***/****
directed by Matthew Salton
by Walter Chaw Here’s the thing, and I say this after years of being tortured by Chinese people: Chinese people are pretty awful. At least culturally, it should be said, there’s an extreme disconnect in terms of social mores. There’s a certain directness that’s difficult to assimilate as an American, along with a certain disapproval that maybe I’m just more sensitive to because of my privileged status as neither fish nor fowl. I used to say the Chinese perfected racism because they had to learn how to be racist towards people who didn’t look substantially different from themselves. I became a case study in a graduate anthropology course once concerning the evolution of human sexuality. Asked about my object-choice apparatus (was I triggered more by distinct facial features than by hair colour, for instance, or body type?), I wasn’t offended. It’s a good question.
So Matthew Salton’s documentary Dwarves Kingdom is an uncomfortable watch for me, above and beyond all the ways the film should be uncomfortable for everyone.
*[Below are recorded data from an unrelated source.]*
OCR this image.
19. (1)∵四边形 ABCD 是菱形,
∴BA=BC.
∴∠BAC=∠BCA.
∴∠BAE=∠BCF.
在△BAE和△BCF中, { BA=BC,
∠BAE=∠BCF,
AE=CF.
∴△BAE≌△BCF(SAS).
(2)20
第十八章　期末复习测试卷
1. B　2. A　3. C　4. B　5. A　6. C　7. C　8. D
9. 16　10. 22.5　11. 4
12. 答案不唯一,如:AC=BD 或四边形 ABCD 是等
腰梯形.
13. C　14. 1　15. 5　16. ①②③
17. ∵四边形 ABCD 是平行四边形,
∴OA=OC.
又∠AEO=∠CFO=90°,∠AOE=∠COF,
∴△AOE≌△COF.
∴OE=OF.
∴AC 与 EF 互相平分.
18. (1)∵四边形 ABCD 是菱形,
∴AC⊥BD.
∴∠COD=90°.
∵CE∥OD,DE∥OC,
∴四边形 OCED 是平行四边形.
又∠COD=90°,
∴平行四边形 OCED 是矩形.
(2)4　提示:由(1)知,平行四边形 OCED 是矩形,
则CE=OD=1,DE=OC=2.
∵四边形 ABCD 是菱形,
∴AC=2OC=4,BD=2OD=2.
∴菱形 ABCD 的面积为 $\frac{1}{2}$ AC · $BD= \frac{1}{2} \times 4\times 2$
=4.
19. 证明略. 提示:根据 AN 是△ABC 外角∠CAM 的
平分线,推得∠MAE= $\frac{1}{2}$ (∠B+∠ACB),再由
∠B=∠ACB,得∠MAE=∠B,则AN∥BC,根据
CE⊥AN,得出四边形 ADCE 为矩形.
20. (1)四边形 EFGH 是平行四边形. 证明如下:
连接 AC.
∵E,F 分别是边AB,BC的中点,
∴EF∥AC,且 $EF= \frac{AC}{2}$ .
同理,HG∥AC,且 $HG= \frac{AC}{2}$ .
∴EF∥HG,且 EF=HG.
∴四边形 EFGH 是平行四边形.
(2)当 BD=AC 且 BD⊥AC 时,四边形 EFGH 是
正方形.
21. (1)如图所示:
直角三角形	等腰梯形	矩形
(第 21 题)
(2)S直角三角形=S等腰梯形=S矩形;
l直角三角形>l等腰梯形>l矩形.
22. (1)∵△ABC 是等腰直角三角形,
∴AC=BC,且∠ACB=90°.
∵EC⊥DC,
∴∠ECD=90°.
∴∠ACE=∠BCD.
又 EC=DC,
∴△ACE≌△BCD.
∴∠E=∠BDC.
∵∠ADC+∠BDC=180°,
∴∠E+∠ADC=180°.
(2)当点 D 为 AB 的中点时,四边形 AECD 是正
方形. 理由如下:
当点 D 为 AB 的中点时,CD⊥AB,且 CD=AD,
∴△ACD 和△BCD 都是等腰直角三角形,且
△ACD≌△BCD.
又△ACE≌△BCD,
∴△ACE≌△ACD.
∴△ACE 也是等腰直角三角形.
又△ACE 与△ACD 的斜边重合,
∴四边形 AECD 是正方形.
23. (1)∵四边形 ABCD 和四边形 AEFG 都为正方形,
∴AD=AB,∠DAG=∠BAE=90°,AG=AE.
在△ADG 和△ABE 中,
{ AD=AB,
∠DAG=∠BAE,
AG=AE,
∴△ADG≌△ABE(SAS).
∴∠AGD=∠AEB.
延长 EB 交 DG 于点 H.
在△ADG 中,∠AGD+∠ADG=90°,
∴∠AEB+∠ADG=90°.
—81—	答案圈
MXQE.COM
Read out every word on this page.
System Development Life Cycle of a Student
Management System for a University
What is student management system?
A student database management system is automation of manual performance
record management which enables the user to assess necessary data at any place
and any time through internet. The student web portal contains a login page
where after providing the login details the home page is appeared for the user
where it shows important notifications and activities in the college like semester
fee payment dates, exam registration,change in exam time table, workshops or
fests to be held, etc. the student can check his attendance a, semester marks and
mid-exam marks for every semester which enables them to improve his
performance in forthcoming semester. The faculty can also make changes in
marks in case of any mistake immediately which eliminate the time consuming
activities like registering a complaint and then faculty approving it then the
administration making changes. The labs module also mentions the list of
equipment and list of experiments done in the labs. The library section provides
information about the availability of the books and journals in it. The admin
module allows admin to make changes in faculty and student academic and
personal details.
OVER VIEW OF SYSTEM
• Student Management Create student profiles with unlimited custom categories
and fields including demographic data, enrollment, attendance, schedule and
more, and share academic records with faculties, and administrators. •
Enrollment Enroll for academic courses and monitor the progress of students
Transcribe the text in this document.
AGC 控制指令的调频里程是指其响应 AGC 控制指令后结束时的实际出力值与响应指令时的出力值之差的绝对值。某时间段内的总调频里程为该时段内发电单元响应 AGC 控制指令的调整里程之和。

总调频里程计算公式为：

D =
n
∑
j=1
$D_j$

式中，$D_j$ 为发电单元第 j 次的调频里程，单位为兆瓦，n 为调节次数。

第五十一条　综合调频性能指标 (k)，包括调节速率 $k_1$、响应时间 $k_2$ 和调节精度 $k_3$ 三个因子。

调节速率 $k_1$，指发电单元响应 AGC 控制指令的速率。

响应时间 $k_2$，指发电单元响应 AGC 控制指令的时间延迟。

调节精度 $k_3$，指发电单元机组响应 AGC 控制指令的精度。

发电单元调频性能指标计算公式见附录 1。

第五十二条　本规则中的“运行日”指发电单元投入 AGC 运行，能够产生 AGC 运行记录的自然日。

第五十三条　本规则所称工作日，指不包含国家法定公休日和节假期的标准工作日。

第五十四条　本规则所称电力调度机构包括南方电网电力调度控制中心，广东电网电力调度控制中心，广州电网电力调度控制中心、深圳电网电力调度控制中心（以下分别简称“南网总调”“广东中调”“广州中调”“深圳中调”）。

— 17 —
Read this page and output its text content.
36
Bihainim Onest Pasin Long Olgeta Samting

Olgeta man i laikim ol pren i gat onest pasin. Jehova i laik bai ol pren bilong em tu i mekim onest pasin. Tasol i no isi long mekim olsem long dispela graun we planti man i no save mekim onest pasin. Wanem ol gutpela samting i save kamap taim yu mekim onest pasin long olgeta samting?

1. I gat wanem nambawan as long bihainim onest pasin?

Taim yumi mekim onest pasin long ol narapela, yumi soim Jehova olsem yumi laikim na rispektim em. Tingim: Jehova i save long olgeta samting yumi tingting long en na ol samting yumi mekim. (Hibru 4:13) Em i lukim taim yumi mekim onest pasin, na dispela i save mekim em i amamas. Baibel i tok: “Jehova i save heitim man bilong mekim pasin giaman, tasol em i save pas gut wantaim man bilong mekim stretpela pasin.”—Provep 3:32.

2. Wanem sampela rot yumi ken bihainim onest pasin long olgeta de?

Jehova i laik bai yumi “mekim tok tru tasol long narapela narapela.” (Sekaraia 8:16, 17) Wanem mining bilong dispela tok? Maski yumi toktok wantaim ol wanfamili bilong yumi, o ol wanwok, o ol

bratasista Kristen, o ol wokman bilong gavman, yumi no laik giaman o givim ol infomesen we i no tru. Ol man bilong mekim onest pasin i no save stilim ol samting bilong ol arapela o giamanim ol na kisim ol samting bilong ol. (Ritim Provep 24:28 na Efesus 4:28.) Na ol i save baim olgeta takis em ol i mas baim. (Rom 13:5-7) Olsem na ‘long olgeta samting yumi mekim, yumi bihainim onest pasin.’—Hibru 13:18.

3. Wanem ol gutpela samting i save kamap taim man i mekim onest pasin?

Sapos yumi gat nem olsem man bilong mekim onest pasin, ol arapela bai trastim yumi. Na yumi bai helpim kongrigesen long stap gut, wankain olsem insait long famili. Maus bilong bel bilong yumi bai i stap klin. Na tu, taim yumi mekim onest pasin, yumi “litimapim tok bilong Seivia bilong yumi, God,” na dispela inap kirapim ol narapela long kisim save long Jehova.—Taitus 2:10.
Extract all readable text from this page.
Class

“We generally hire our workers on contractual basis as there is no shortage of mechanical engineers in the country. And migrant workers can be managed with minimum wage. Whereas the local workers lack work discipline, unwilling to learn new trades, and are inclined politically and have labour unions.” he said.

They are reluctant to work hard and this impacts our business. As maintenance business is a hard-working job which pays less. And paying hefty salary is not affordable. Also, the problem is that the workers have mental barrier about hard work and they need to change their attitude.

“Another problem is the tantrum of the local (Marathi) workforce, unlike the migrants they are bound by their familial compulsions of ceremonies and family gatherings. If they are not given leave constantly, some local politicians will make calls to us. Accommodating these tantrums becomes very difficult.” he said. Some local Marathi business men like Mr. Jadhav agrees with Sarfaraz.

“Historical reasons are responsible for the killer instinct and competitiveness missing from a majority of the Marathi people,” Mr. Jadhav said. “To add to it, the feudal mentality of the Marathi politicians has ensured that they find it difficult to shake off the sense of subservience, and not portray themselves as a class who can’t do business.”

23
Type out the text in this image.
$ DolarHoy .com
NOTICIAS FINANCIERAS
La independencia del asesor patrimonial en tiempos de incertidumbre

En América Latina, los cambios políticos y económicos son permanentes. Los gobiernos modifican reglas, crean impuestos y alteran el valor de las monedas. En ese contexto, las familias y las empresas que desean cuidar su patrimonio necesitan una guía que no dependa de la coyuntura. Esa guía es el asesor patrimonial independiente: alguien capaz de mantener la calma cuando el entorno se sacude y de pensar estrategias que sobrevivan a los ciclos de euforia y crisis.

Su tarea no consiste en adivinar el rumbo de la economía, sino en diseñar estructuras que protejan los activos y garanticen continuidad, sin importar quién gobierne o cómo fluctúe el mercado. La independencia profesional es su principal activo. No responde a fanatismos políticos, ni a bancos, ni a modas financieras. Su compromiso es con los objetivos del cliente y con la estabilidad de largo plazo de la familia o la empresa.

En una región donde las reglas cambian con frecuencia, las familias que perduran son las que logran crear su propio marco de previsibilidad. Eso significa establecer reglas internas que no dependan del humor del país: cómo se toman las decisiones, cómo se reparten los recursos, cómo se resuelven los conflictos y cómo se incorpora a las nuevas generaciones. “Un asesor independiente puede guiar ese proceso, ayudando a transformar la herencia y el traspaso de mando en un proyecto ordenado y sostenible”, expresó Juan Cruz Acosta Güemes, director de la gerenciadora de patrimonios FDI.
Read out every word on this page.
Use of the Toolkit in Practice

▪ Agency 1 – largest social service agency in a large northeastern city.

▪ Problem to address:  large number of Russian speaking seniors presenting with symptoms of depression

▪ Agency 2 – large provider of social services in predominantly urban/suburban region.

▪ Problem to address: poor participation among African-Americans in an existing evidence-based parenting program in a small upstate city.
It essays China’s titular theme park/vacation destination, a Disney–well, Casa Bonita–knock-off featuring hundreds of little people “collected or adopted” by an insane entrepreneur, who forces them to wear Middle-earth garb and perform choreographed dance routines for the alleged delight of the ruling majority. Tempting to say it’s something that could only exist in China, except for the way that little people are depicted in the United States. Watch Mel Stuart’s frankly fucked-up Willy Wonka and the Chocolate Factory and its painted, drilled Oompa Loompas (and let’s not forget the Lollipop Guild) to find there’s no substantive difference; people are the same bastard all over. It’s been good for me to learn, really, that the Chinese are not uniquely awful.
To his credit, Salton resists broad condemnation or opinion of the park and its residents. Performers talk about the sense of community it’s fostered, the sense of belonging that many felt, perhaps for the first time in their lives. (Stories from the set of The Wizard of Oz tell a similar tale.) The creator of the park insists to Salton that people who have a problem with the place obviously haven’t visited. It’s a The Blind Side argument: It’s not so much about the execution as it is about the fact of it…and the execution. Salton interviews a dwarf child living outside the community who dreams of being ‘normal’ with good job prospects and the possibility of having a wife and family one day, only to wake up and find nothing changed. Then Salton follows a young little person trying to create a profession for herself by selling overpriced goods that people appear to be buying out of pity. Dwarves Kingdom is a complex piece about intolerance and the pain of difference. When a character at the end says, “I’m telling you all the things I’ve hidden in my heart,” he encapsulates the lament of every persecuted minority. There’s no hope offered in the film beyond the truism that everyone has the same dreams for themselves in this world. If that’s even hope. I don’t know.